Les passants d’Oxford Street, à Londres, n’oublieront pas le 18 octobre 1997. Ce jour-là, Mme Bowie s’est transformée en mannequin vivant dans une vitrine de chez Selfridges.
Nom: Bowie; prénom: Iman; profession: mannequin recyclé dans les produits cosmétiques. Que l’on n’y trompe pas, elle fut la première «panthère noire»; bien avant Naomi Campbell ou Tyra Banks. Aujourd’hui, podium, haute couture, jet set, amours tumultueuses, tout cela appartient au passé. La belle s’est reconvertie dans le business. Lequel? Celui des cosmétiques, bien entendu, après un (trop) bref passage devant la caméra pour notamment «Out of Africa» avec Robert Redford, «No Way Out» avec Kevin Costner – excusez du peu...
Sur le marché depuis quelque temps: cent trente-deux poudres, fonds de teint et autres fards, tous destinés aux femmes de couleur.
Pour annoncer l’évènement, Mme Bowie frappe fort et s’expose en personne, simplement vêtue d’une guêpière noire, de jarretelles, de bas et de manchons de fourrure, dans l’une des vitrines du magasin Selfridges, à Londres.
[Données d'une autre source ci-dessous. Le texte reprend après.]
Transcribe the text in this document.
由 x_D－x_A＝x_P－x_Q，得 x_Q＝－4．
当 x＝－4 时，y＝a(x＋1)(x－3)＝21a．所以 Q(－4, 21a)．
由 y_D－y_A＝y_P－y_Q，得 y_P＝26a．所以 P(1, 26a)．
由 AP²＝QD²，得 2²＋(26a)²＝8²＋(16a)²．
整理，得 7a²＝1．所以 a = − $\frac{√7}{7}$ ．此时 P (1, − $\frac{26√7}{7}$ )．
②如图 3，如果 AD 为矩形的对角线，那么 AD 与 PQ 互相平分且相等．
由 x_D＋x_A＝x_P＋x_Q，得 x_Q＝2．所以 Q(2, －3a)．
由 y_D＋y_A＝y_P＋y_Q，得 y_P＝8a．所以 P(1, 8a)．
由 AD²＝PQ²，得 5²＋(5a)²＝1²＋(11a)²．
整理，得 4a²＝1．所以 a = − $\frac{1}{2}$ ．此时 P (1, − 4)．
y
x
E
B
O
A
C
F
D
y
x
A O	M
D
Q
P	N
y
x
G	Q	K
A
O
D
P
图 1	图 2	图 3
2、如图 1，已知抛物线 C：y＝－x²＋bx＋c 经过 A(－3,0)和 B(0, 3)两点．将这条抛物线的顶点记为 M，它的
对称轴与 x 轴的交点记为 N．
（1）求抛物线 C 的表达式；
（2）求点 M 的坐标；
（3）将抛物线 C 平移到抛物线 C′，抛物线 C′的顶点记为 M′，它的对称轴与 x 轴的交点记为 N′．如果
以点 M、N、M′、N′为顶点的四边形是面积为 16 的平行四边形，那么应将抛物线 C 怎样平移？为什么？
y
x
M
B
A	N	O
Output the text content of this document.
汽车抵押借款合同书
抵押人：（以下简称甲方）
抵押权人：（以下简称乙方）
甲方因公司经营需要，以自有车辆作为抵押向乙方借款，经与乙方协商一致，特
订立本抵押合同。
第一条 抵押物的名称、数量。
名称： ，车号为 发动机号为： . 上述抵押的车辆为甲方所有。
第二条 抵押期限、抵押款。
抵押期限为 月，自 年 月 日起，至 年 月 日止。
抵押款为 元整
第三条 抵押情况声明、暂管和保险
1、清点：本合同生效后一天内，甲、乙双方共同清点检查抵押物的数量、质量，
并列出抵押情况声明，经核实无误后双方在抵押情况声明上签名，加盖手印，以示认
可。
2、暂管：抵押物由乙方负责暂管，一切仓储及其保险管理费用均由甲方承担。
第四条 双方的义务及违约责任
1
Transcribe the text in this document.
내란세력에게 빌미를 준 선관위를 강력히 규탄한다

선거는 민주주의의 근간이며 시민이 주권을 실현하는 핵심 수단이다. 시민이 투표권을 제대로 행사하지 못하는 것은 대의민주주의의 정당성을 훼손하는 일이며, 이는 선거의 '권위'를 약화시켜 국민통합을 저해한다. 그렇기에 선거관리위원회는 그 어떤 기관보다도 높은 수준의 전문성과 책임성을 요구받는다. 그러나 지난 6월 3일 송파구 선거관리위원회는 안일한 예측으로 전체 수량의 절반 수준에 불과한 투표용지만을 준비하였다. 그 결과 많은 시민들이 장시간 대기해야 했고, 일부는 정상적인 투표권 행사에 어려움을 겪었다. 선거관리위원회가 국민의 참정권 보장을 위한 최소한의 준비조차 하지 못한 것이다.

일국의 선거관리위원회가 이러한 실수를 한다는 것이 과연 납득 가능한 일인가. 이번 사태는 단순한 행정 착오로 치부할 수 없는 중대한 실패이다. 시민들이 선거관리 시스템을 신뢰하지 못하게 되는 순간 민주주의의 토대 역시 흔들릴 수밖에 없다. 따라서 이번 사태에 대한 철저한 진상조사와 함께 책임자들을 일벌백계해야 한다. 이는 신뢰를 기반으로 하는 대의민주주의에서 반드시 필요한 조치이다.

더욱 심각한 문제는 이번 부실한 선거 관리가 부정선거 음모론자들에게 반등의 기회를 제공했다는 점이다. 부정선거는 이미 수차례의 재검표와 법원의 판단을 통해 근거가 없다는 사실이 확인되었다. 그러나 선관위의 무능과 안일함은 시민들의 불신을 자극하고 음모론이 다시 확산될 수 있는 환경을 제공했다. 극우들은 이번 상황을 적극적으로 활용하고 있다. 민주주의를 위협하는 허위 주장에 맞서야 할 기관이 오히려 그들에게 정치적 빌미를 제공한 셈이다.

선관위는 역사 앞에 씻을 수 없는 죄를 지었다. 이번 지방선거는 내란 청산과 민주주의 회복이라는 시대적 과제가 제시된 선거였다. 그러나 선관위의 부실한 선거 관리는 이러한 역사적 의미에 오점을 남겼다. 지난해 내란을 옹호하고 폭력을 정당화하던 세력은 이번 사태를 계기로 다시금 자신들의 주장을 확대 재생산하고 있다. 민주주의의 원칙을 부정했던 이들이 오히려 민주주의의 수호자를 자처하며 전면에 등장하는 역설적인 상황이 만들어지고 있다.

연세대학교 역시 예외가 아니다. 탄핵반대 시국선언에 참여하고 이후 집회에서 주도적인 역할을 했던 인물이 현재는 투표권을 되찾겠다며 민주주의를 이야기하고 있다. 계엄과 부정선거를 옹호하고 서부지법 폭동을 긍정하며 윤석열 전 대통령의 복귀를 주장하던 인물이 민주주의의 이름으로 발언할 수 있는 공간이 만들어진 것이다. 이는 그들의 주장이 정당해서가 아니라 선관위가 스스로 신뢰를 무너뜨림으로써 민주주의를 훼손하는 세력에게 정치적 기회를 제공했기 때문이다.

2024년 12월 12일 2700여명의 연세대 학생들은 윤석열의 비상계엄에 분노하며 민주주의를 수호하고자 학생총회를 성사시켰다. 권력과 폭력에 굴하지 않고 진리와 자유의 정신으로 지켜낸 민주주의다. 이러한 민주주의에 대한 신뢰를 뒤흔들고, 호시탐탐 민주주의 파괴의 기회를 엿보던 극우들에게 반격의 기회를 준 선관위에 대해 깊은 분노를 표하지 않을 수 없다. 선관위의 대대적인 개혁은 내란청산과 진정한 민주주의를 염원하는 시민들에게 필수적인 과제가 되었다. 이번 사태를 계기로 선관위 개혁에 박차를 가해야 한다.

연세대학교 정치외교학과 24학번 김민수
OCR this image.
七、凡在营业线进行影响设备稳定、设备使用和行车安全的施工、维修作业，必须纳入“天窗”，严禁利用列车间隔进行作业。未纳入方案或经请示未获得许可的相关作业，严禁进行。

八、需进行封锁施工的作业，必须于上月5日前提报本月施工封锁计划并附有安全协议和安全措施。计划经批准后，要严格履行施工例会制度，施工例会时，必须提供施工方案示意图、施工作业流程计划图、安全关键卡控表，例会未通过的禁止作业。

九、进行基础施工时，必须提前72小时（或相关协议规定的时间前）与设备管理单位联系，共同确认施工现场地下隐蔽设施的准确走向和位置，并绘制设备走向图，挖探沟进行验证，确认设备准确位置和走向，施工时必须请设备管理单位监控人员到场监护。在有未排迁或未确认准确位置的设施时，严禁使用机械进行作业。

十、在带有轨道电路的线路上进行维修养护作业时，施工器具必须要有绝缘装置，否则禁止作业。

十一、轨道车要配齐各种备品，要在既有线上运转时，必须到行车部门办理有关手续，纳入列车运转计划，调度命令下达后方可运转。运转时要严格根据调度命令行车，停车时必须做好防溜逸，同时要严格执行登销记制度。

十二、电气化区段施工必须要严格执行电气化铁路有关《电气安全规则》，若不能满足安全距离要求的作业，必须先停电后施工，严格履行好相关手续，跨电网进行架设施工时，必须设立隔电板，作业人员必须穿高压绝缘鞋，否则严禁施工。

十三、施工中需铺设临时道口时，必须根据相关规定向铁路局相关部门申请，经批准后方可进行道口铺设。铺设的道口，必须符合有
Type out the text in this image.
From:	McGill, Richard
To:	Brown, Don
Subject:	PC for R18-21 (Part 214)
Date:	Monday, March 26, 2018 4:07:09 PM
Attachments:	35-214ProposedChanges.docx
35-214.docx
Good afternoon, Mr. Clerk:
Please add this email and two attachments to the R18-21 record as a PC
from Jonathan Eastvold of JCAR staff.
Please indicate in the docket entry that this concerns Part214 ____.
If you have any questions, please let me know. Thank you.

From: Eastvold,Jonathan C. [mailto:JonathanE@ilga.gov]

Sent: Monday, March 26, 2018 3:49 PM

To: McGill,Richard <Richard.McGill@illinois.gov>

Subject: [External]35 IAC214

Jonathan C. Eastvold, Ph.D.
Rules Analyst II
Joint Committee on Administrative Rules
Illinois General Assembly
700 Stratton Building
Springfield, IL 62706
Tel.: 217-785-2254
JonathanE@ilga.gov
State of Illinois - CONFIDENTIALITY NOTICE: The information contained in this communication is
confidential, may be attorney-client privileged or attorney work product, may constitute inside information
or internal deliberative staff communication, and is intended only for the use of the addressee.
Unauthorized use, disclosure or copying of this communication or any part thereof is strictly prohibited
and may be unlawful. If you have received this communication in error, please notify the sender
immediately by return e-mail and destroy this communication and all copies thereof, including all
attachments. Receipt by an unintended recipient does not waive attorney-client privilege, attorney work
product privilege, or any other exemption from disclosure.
Une façon très glamour de faire la promotion de son label et de prouver que sa silhouette de rêve est toujours aussi parfaite. Même si elle emprunte à la chirurgie plastique. Ce qu’elle ne cache d’ailleurs pas: «Mes gros seins sont faux... et alors? David et moi, nous les adorons. Depuis qu’ils ont doublé de volume, il m’offre plein de merveilleux dessous affriolants. Un vrai délice!»
Charmante frivolité, qu’elle assume complètement. Car, en 1983, sa vie a failli basculer. Alors qu’elle rentre chez elle après avoir passé une nuit folle au Studio 54 à New York, en compagnie de Mick Jagger, Jerry Hall et Andy Warhol, son taxi percute le trottoir. Elle est violemment projetée contre la vitre qui la sépare du chauffeur: «Je n’étais qu’une plaie béante, couverte de sang... tous les os de mon visage étaient visibles», se souvient-elle.
A peine la nouvelle est-elle diffusée sur les ondes des radios new-yorkaises que tous les plasticiens chics du moment se lancent dans une chasse à la «femme défigurée». «J’étais devenue le marché à emporter. Vous imaginez le coup de pub pour eux!».
C’est sur un illustre inconnu qu’elle arrête son choix. «Il m’a glissé une prothèse sous la pommette, m’a recousu la joue, le front, le menton et le cou et n’a jamais cherché à profiter de ma célébrité. Après cet accident, j’ai pris conscience de ce qui était vraiment essentiel. j’en suis sortie meilleure, plus ouverte aux autres.»